Covered in filth from top to bottom, offering excellent call quality on par with a child's walkie-talkie set, built to take a grenade blast, but somehow two of the solid-steel keys are broken. What a great thing these were, right? At one point they cost $0.25, which made sense because you might have a quarter. Then it went up to $0.35 for local calls briefly, which was inconvenient because who the fuck carries all this change around with them? And then they went to $0.50 right around the time that no one used payphones anymore. I like to imagine that the four payphones in the country that the phone company forgot to remove are now priced $4.44 for maximum inconvenience…
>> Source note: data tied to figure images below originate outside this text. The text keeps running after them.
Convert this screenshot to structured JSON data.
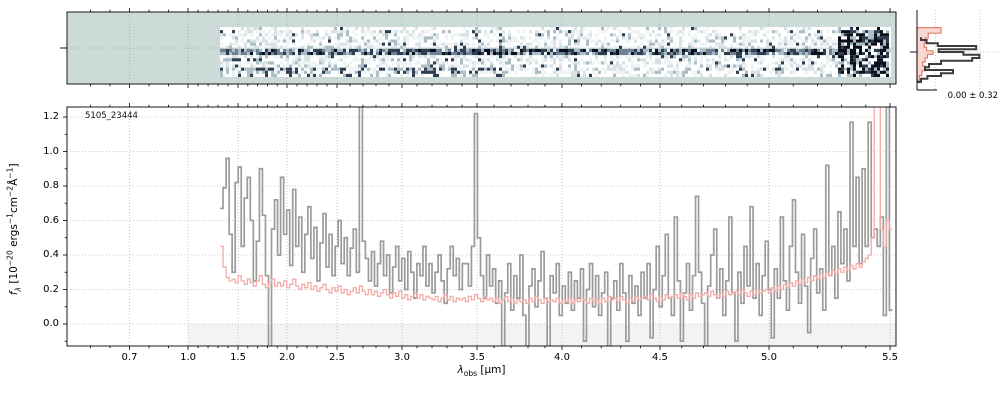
{
  "colors": {
    "flux_line": "#9b9b9b",
    "error_line": "#f2aba6",
    "grid": "#bbbbbb",
    "spine": "#000000",
    "shade_below_zero": "#f3f3f3",
    "spec2d_bg": "#ccdad8",
    "hist_dark_line": "#3c3c3c",
    "hist_noise_edge": "#e0806f",
    "hist_noise_fill": "#f8d8d2",
    "noise_palette": [
      "#ffffff",
      "#eef3f4",
      "#d7e2e4",
      "#aabcc4",
      "#6e8296",
      "#2e3d52",
      "#0a0f1a"
    ]
  },
  "chart_data": {
    "type": "line",
    "title": "",
    "panels": {
      "spec2d": {
        "description": "2D grism/prism spectrum cutout, pale blue background, noisy strip with dark central trace",
        "data_x_start_um": 1.32,
        "data_x_end_um": 5.52
      },
      "residual_hist": {
        "label": "0.00 ± 0.32",
        "dark_steps": [
          [
            0.34,
            0.05
          ],
          [
            0.375,
            0.12
          ],
          [
            0.415,
            0.26
          ],
          [
            0.45,
            0.74
          ],
          [
            0.49,
            0.27
          ],
          [
            0.525,
            0.58
          ],
          [
            0.56,
            0.78
          ],
          [
            0.6,
            0.69
          ],
          [
            0.635,
            0.3
          ],
          [
            0.675,
            0.15
          ],
          [
            0.715,
            0.1
          ],
          [
            0.75,
            0.45
          ],
          [
            0.79,
            0.3
          ],
          [
            0.825,
            0.13
          ],
          [
            0.86,
            0.05
          ],
          [
            0.9,
            0.0
          ]
        ],
        "noise_steps": [
          [
            0.22,
            0.3
          ],
          [
            0.29,
            0.14
          ],
          [
            0.35,
            0.1
          ],
          [
            0.41,
            0.09
          ],
          [
            0.465,
            0.12
          ],
          [
            0.51,
            0.2
          ],
          [
            0.555,
            0.13
          ],
          [
            0.6,
            0.1
          ],
          [
            0.65,
            0.07
          ],
          [
            0.7,
            0.1
          ],
          [
            0.76,
            0.06
          ],
          [
            0.82,
            0.03
          ],
          [
            0.88,
            0.0
          ]
        ]
      },
      "spectrum1d": {
        "annotation": "5105_23444",
        "xlabel": {
          "p1": "λ",
          "sub": "obs",
          "p2": " [μm]"
        },
        "ylabel": {
          "f": "f",
          "sub": "λ",
          "p1": " [10",
          "e1": "−20",
          "p2": " ergs",
          "e2": "−1",
          "p3": "cm",
          "e3": "−2",
          "p4": "Å",
          "e4": "−1",
          "p5": "]"
        },
        "x_axis": {
          "unit": "μm",
          "anchors": [
            [
              0.38,
              0.0
            ],
            [
              0.7,
              0.0754
            ],
            [
              1.0,
              0.146
            ],
            [
              1.5,
              0.2063
            ],
            [
              2.0,
              0.2654
            ],
            [
              2.5,
              0.3257
            ],
            [
              3.0,
              0.4041
            ],
            [
              3.5,
              0.4946
            ],
            [
              4.0,
              0.5971
            ],
            [
              4.5,
              0.7153
            ],
            [
              5.0,
              0.8468
            ],
            [
              5.5,
              0.9928
            ],
            [
              5.55,
              1.0
            ]
          ],
          "ticks": [
            {
              "value": 0.7,
              "label": "0.7"
            },
            {
              "value": 1.0,
              "label": "1.0"
            },
            {
              "value": 1.5,
              "label": "1.5"
            },
            {
              "value": 2.0,
              "label": "2.0"
            },
            {
              "value": 2.5,
              "label": "2.5"
            },
            {
              "value": 3.0,
              "label": "3.0"
            },
            {
              "value": 3.5,
              "label": "3.5"
            },
            {
              "value": 4.0,
              "label": "4.0"
            },
            {
              "value": 4.5,
              "label": "4.5"
            },
            {
              "value": 5.0,
              "label": "5.0"
            },
            {
              "value": 5.5,
              "label": "5.5"
            }
          ],
          "minor_step": 0.1,
          "minor_range": [
            0.5,
            5.5
          ]
        },
        "y_axis": {
          "ticks": [
            {
              "value": 0.0,
              "label": "0.0"
            },
            {
              "value": 0.2,
              "label": "0.2"
            },
            {
              "value": 0.4,
              "label": "0.4"
            },
            {
              "value": 0.6,
              "label": "0.6"
            },
            {
              "value": 0.8,
              "label": "0.8"
            },
            {
              "value": 1.0,
              "label": "1.0"
            },
            {
              "value": 1.2,
              "label": "1.2"
            }
          ],
          "minor_step": 0.1,
          "range": [
            -0.128,
            1.258
          ]
        },
        "shade_below_zero": {
          "x_start_um": 1.0
        },
        "flux": {
          "x_start_um": 1.32,
          "x_end_um": 5.52,
          "sampling": "uniform-detector-pixel",
          "values": [
            0.67,
            0.79,
            0.96,
            0.52,
            0.3,
            0.82,
            0.91,
            0.45,
            0.73,
            0.85,
            0.6,
            0.25,
            0.48,
            0.9,
            0.63,
            0.28,
            -0.2,
            0.55,
            0.72,
            0.4,
            0.85,
            0.52,
            0.66,
            0.34,
            0.78,
            0.45,
            0.62,
            0.3,
            0.52,
            0.68,
            0.38,
            0.56,
            0.25,
            0.47,
            0.64,
            0.33,
            0.52,
            0.28,
            0.45,
            0.6,
            0.35,
            0.5,
            0.28,
            0.44,
            0.55,
            0.3,
            1.35,
            0.48,
            0.38,
            0.25,
            0.42,
            0.22,
            0.35,
            0.48,
            0.28,
            0.4,
            0.18,
            0.33,
            0.45,
            0.25,
            0.38,
            0.2,
            0.42,
            0.3,
            0.15,
            0.35,
            0.28,
            0.45,
            0.22,
            0.35,
            0.18,
            0.3,
            0.4,
            0.25,
            0.12,
            0.32,
            0.45,
            0.28,
            0.38,
            0.2,
            0.35,
            0.35,
            0.22,
            0.45,
            1.22,
            0.5,
            0.28,
            0.15,
            0.4,
            0.22,
            0.32,
            0.12,
            0.25,
            -0.13,
            0.18,
            0.35,
            0.08,
            0.28,
            0.15,
            0.4,
            0.05,
            -0.13,
            0.22,
            0.32,
            0.1,
            0.25,
            0.42,
            0.15,
            -0.13,
            0.28,
            0.18,
            0.35,
            0.05,
            0.22,
            0.12,
            0.3,
            0.08,
            0.25,
            0.15,
            0.32,
            -0.1,
            0.2,
            0.35,
            0.1,
            0.28,
            0.05,
            0.18,
            0.3,
            -0.13,
            0.15,
            0.25,
            0.08,
            0.35,
            0.18,
            -0.1,
            0.28,
            0.12,
            0.22,
            0.05,
            0.3,
            0.15,
            0.35,
            -0.08,
            0.2,
            0.45,
            0.1,
            0.28,
            0.52,
            0.15,
            0.05,
            0.62,
            0.25,
            -0.1,
            0.18,
            0.35,
            0.08,
            0.28,
            0.74,
            0.3,
            0.12,
            -0.13,
            0.22,
            0.4,
            0.55,
            0.15,
            0.32,
            0.05,
            0.25,
            0.62,
            0.18,
            -0.1,
            0.3,
            0.12,
            0.45,
            0.22,
            0.68,
            0.15,
            0.35,
            0.05,
            0.28,
            0.48,
            0.2,
            -0.08,
            0.32,
            0.15,
            0.62,
            0.25,
            0.08,
            0.45,
            0.72,
            0.3,
            0.12,
            0.52,
            0.22,
            -0.05,
            0.38,
            0.55,
            0.18,
            0.32,
            0.08,
            0.92,
            0.28,
            0.45,
            0.15,
            0.65,
            0.35,
            0.55,
            0.25,
            1.17,
            0.45,
            0.85,
            0.35,
            0.9,
            0.45,
            1.17,
            0.5,
            0.55,
            0.45,
            0.62,
            0.05,
            1.4,
            0.08
          ]
        },
        "error": {
          "values": [
            0.45,
            0.33,
            0.27,
            0.25,
            0.26,
            0.24,
            0.28,
            0.25,
            0.23,
            0.26,
            0.24,
            0.22,
            0.25,
            0.28,
            0.23,
            0.21,
            0.24,
            0.26,
            0.22,
            0.24,
            0.22,
            0.25,
            0.21,
            0.23,
            0.26,
            0.22,
            0.2,
            0.23,
            0.21,
            0.24,
            0.2,
            0.22,
            0.19,
            0.21,
            0.23,
            0.2,
            0.18,
            0.21,
            0.19,
            0.22,
            0.18,
            0.2,
            0.17,
            0.19,
            0.21,
            0.18,
            0.22,
            0.19,
            0.17,
            0.2,
            0.17,
            0.19,
            0.16,
            0.18,
            0.2,
            0.17,
            0.15,
            0.18,
            0.16,
            0.19,
            0.15,
            0.17,
            0.14,
            0.16,
            0.18,
            0.15,
            0.17,
            0.14,
            0.16,
            0.15,
            0.14,
            0.16,
            0.13,
            0.15,
            0.17,
            0.14,
            0.16,
            0.13,
            0.15,
            0.14,
            0.15,
            0.13,
            0.16,
            0.14,
            0.17,
            0.15,
            0.13,
            0.16,
            0.14,
            0.15,
            0.13,
            0.15,
            0.12,
            0.14,
            0.16,
            0.13,
            0.15,
            0.12,
            0.14,
            0.13,
            0.14,
            0.12,
            0.15,
            0.13,
            0.16,
            0.14,
            0.12,
            0.15,
            0.13,
            0.14,
            0.13,
            0.15,
            0.12,
            0.14,
            0.13,
            0.15,
            0.12,
            0.14,
            0.13,
            0.15,
            0.14,
            0.12,
            0.15,
            0.13,
            0.14,
            0.12,
            0.15,
            0.13,
            0.16,
            0.14,
            0.15,
            0.13,
            0.16,
            0.14,
            0.12,
            0.15,
            0.13,
            0.16,
            0.14,
            0.15,
            0.16,
            0.14,
            0.17,
            0.15,
            0.13,
            0.16,
            0.14,
            0.17,
            0.15,
            0.16,
            0.17,
            0.15,
            0.18,
            0.16,
            0.14,
            0.17,
            0.15,
            0.18,
            0.16,
            0.17,
            0.18,
            0.16,
            0.19,
            0.17,
            0.15,
            0.18,
            0.16,
            0.19,
            0.17,
            0.18,
            0.19,
            0.17,
            0.2,
            0.18,
            0.16,
            0.19,
            0.17,
            0.2,
            0.18,
            0.19,
            0.2,
            0.18,
            0.21,
            0.19,
            0.22,
            0.2,
            0.23,
            0.21,
            0.24,
            0.22,
            0.25,
            0.23,
            0.26,
            0.24,
            0.27,
            0.25,
            0.28,
            0.26,
            0.29,
            0.27,
            0.3,
            0.28,
            0.31,
            0.29,
            0.32,
            0.3,
            0.33,
            0.31,
            0.34,
            0.32,
            0.35,
            0.33,
            0.36,
            0.38,
            0.4,
            0.5,
            1.5,
            1.5,
            0.55,
            0.45,
            0.6,
            0.55
          ]
        }
      }
    }
  }
}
How about a separate device in which you store your calendar and contacts? Doesn't that sound great? Oh, it gets better. First off, it's huge. It has a terrible monochrome “touch”screen. If you want any response at all, you have to jam it with a separate and easy-to-lose stylus. It's about 100 times the size/weight of a single piece of paper and not as useful. Want to move data to it? Oh you know, how about through this proprietary serial cable. It has a calculator, but by the time you've found it and opened it, you could have done the math by hand. Battery life? It's pathetic. And it's like $300+. So now you're obligated to carry this thing around with you because otherwise, you've just wasted your money! Oh, let me see about that, I'll look it up! Let's just stand here for three solid minutes while I fiddle with this thing for the few moments I can before the batteries die…
I don't mind wireless charging though. That's OK.
Navigating was terrible in the past. You glanced at a map, guessed where you were going, and hoped you ended up there. You didn't know where you were, you didn't know what lane to be in, you didn't know you were terribly off-course, and then you were in San Pedro. Again. My TomTom was a great improvement in my life. It was easy to use and did what it promised, which is surprising for any product. I do remember that it couldn't pronounce Los Angeles and said it “Los Angle-Hees.” One had the voice of Homer Simpson, which was briefly amusing. Unfortunately, if anything changed or you went somewhere with new development, it either didn't know the way or assumed you were lost and driving in a field. Constant updates are what make GPS worthwhile and so we all use our phones now. However, this thing saved me so much fuel/time I grant it reprieve from sucking a dick.
It's too bad there aren't many options for phones with a physical keyboard. Only Blackberry seems to have one. It's hard to make a decent protective case for something that slides apart and it's hard to make something by Blackberry cool anymore. I'd sacrifice screen space for a keyboard, but since I'm the only one who would, looks like that feature's never coming back. It helps that on-screen keyboards are much easier to use now and it can pretty well guess what you're trying to say well before you say it, but I still miss this…
It's kinda shit, isn't it? This is where Apple gets a point from me. Only one. Their cable is superior.